(after stating the facts.) The law did not authorize any but a written contract to be made with appellant (Kirby’s Digest, § 7615), and the written contract in evidence, made presumably under the above section, could not be changed or contradicted by parol testimony. Parol evidence could not be adduced to show a different contract from that authorized by law. Sec. 7615, supra. The contract which appellant introduced and upon which his suit was grounded was unambiguous as to the time for which appellant was employed and the wages to be paid him. Any prior propositions or contemporaneous agreements which tended to vary or conflict with the written contract should have been excluded by the court.
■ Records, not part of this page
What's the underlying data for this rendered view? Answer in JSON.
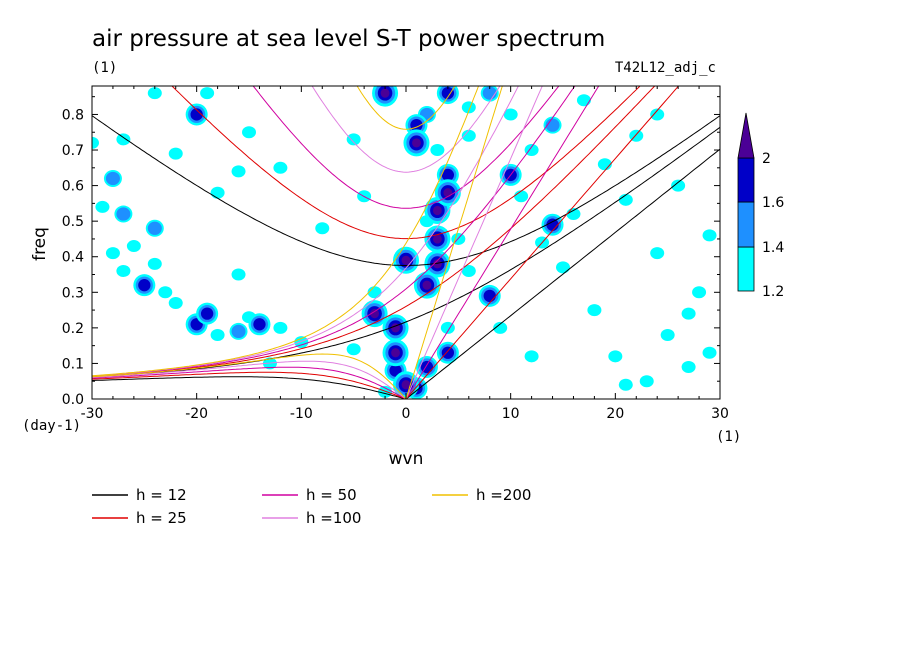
{
  "chart_data": {
    "type": "heatmap",
    "title": "air pressure at sea level S-T power spectrum",
    "subtitle_left": "(1)",
    "subtitle_right": "T42L12_adj_c",
    "xlabel": "wvn",
    "ylabel": "freq",
    "x_unit": "(1)",
    "y_unit": "(day-1)",
    "xlim": [
      -30,
      30
    ],
    "ylim": [
      0,
      0.88
    ],
    "x_ticks": [
      -30,
      -20,
      -10,
      0,
      10,
      20,
      30
    ],
    "x_tick_labels": [
      "-30",
      "-20",
      "-10",
      "0",
      "10",
      "20",
      "30"
    ],
    "y_ticks": [
      0,
      0.1,
      0.2,
      0.3,
      0.4,
      0.5,
      0.6,
      0.7,
      0.8
    ],
    "y_tick_labels": [
      "0.0",
      "0.1",
      "0.2",
      "0.3",
      "0.4",
      "0.5",
      "0.6",
      "0.7",
      "0.8"
    ],
    "colorbar": {
      "levels": [
        1.2,
        1.4,
        1.6,
        2
      ],
      "labels": [
        "1.2",
        "1.4",
        "1.6",
        "2"
      ],
      "colors": [
        "#00ffff",
        "#1e90ff",
        "#0000c8",
        "#4b0096"
      ]
    },
    "dispersion_curves": [
      {
        "label": "h = 12",
        "h": 12,
        "color": "#000000"
      },
      {
        "label": "h = 25",
        "h": 25,
        "color": "#e00000"
      },
      {
        "label": "h = 50",
        "h": 50,
        "color": "#d000a0"
      },
      {
        "label": "h =100",
        "h": 100,
        "color": "#e080e0"
      },
      {
        "label": "h =200",
        "h": 200,
        "color": "#f0c000"
      }
    ],
    "spectral_peaks": [
      {
        "k": -2,
        "f": 0.86,
        "level": 2
      },
      {
        "k": 1,
        "f": 0.72,
        "level": 2
      },
      {
        "k": 1,
        "f": 0.77,
        "level": 1.6
      },
      {
        "k": 2,
        "f": 0.8,
        "level": 1.4
      },
      {
        "k": 3,
        "f": 0.53,
        "level": 2
      },
      {
        "k": 4,
        "f": 0.58,
        "level": 2
      },
      {
        "k": 4,
        "f": 0.63,
        "level": 1.6
      },
      {
        "k": 3,
        "f": 0.45,
        "level": 2
      },
      {
        "k": 3,
        "f": 0.38,
        "level": 2
      },
      {
        "k": 2,
        "f": 0.32,
        "level": 2
      },
      {
        "k": 0,
        "f": 0.39,
        "level": 2
      },
      {
        "k": 0,
        "f": 0.04,
        "level": 2
      },
      {
        "k": -1,
        "f": 0.08,
        "level": 1.6
      },
      {
        "k": 1,
        "f": 0.03,
        "level": 1.6
      },
      {
        "k": -1,
        "f": 0.2,
        "level": 2
      },
      {
        "k": -3,
        "f": 0.24,
        "level": 2
      },
      {
        "k": -1,
        "f": 0.13,
        "level": 2
      },
      {
        "k": 4,
        "f": 0.13,
        "level": 1.6
      },
      {
        "k": 2,
        "f": 0.09,
        "level": 1.6
      },
      {
        "k": 8,
        "f": 0.29,
        "level": 1.6
      },
      {
        "k": 10,
        "f": 0.63,
        "level": 1.6
      },
      {
        "k": 14,
        "f": 0.49,
        "level": 1.6
      },
      {
        "k": 4,
        "f": 0.86,
        "level": 1.6
      },
      {
        "k": 8,
        "f": 0.86,
        "level": 1.4
      },
      {
        "k": 14,
        "f": 0.77,
        "level": 1.4
      },
      {
        "k": -20,
        "f": 0.8,
        "level": 1.6
      },
      {
        "k": -28,
        "f": 0.62,
        "level": 1.4
      },
      {
        "k": -27,
        "f": 0.52,
        "level": 1.4
      },
      {
        "k": -24,
        "f": 0.48,
        "level": 1.4
      },
      {
        "k": -25,
        "f": 0.32,
        "level": 1.6
      },
      {
        "k": -20,
        "f": 0.21,
        "level": 1.6
      },
      {
        "k": -19,
        "f": 0.24,
        "level": 1.6
      },
      {
        "k": -14,
        "f": 0.21,
        "level": 1.6
      },
      {
        "k": -16,
        "f": 0.19,
        "level": 1.4
      },
      {
        "k": 3,
        "f": 0.7,
        "level": 1.2
      },
      {
        "k": 5,
        "f": 0.45,
        "level": 1.2
      },
      {
        "k": 6,
        "f": 0.36,
        "level": 1.2
      },
      {
        "k": 4,
        "f": 0.2,
        "level": 1.2
      },
      {
        "k": -3,
        "f": 0.3,
        "level": 1.2
      },
      {
        "k": -5,
        "f": 0.14,
        "level": 1.2
      },
      {
        "k": -2,
        "f": 0.02,
        "level": 1.2
      },
      {
        "k": 2,
        "f": 0.5,
        "level": 1.2
      },
      {
        "k": 6,
        "f": 0.74,
        "level": 1.2
      },
      {
        "k": 11,
        "f": 0.57,
        "level": 1.2
      },
      {
        "k": 12,
        "f": 0.7,
        "level": 1.2
      },
      {
        "k": 13,
        "f": 0.44,
        "level": 1.2
      },
      {
        "k": 15,
        "f": 0.37,
        "level": 1.2
      },
      {
        "k": 9,
        "f": 0.2,
        "level": 1.2
      },
      {
        "k": 12,
        "f": 0.12,
        "level": 1.2
      },
      {
        "k": 16,
        "f": 0.52,
        "level": 1.2
      },
      {
        "k": 19,
        "f": 0.66,
        "level": 1.2
      },
      {
        "k": 22,
        "f": 0.74,
        "level": 1.2
      },
      {
        "k": 24,
        "f": 0.8,
        "level": 1.2
      },
      {
        "k": 18,
        "f": 0.25,
        "level": 1.2
      },
      {
        "k": 20,
        "f": 0.12,
        "level": 1.2
      },
      {
        "k": 23,
        "f": 0.05,
        "level": 1.2
      },
      {
        "k": 27,
        "f": 0.09,
        "level": 1.2
      },
      {
        "k": 29,
        "f": 0.13,
        "level": 1.2
      },
      {
        "k": 28,
        "f": 0.3,
        "level": 1.2
      },
      {
        "k": 29,
        "f": 0.46,
        "level": 1.2
      },
      {
        "k": 25,
        "f": 0.18,
        "level": 1.2
      },
      {
        "k": 21,
        "f": 0.04,
        "level": 1.2
      },
      {
        "k": -30,
        "f": 0.72,
        "level": 1.2
      },
      {
        "k": -29,
        "f": 0.54,
        "level": 1.2
      },
      {
        "k": -26,
        "f": 0.43,
        "level": 1.2
      },
      {
        "k": -28,
        "f": 0.41,
        "level": 1.2
      },
      {
        "k": -24,
        "f": 0.38,
        "level": 1.2
      },
      {
        "k": -27,
        "f": 0.36,
        "level": 1.2
      },
      {
        "k": -23,
        "f": 0.3,
        "level": 1.2
      },
      {
        "k": -22,
        "f": 0.27,
        "level": 1.2
      },
      {
        "k": -18,
        "f": 0.18,
        "level": 1.2
      },
      {
        "k": -15,
        "f": 0.23,
        "level": 1.2
      },
      {
        "k": -12,
        "f": 0.2,
        "level": 1.2
      },
      {
        "k": -13,
        "f": 0.1,
        "level": 1.2
      },
      {
        "k": -10,
        "f": 0.16,
        "level": 1.2
      },
      {
        "k": -16,
        "f": 0.35,
        "level": 1.2
      },
      {
        "k": -18,
        "f": 0.58,
        "level": 1.2
      },
      {
        "k": -16,
        "f": 0.64,
        "level": 1.2
      },
      {
        "k": -12,
        "f": 0.65,
        "level": 1.2
      },
      {
        "k": -15,
        "f": 0.75,
        "level": 1.2
      },
      {
        "k": -19,
        "f": 0.86,
        "level": 1.2
      },
      {
        "k": -24,
        "f": 0.86,
        "level": 1.2
      },
      {
        "k": -27,
        "f": 0.73,
        "level": 1.2
      },
      {
        "k": -22,
        "f": 0.69,
        "level": 1.2
      },
      {
        "k": -8,
        "f": 0.48,
        "level": 1.2
      },
      {
        "k": -5,
        "f": 0.73,
        "level": 1.2
      },
      {
        "k": -4,
        "f": 0.57,
        "level": 1.2
      },
      {
        "k": 6,
        "f": 0.82,
        "level": 1.2
      },
      {
        "k": 10,
        "f": 0.8,
        "level": 1.2
      },
      {
        "k": 17,
        "f": 0.84,
        "level": 1.2
      },
      {
        "k": 21,
        "f": 0.56,
        "level": 1.2
      },
      {
        "k": 26,
        "f": 0.6,
        "level": 1.2
      },
      {
        "k": 24,
        "f": 0.41,
        "level": 1.2
      },
      {
        "k": 27,
        "f": 0.24,
        "level": 1.2
      }
    ]
  }
}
The court erred in its rulings, both in the admission of testimony and the declaration of law. The appellant’s prayer for instruction should have been granted. See Barry-Wehmiller Mach. Co. v. Thompson, 83 Ark. 287; Soudan Planting Co. v. Stevenson, 83 Ark. 171; Arden Lumber Co. v. Henderson Iron Works & Supply Co., 83 Ark. 240; Johnson v. Hughes, 83 Ark. 105; Lower v. Hickman, 80 Ark. 505; Thomas v. Johnson, 78 Ark. 574; Anderson v. Wainwright, 67 Ark. 62; Rector v. Bernaschina, 64 Ark. 650; Jenkins v. Shinn, 55 Ark. 352; Ritchie v. Frazier, 50 Ark. 393. Here the contract was complete in itself, and there was nothing about it 'that needed to be explained.
The judgment is therefore reversed, and the cause is remanded for a new trial.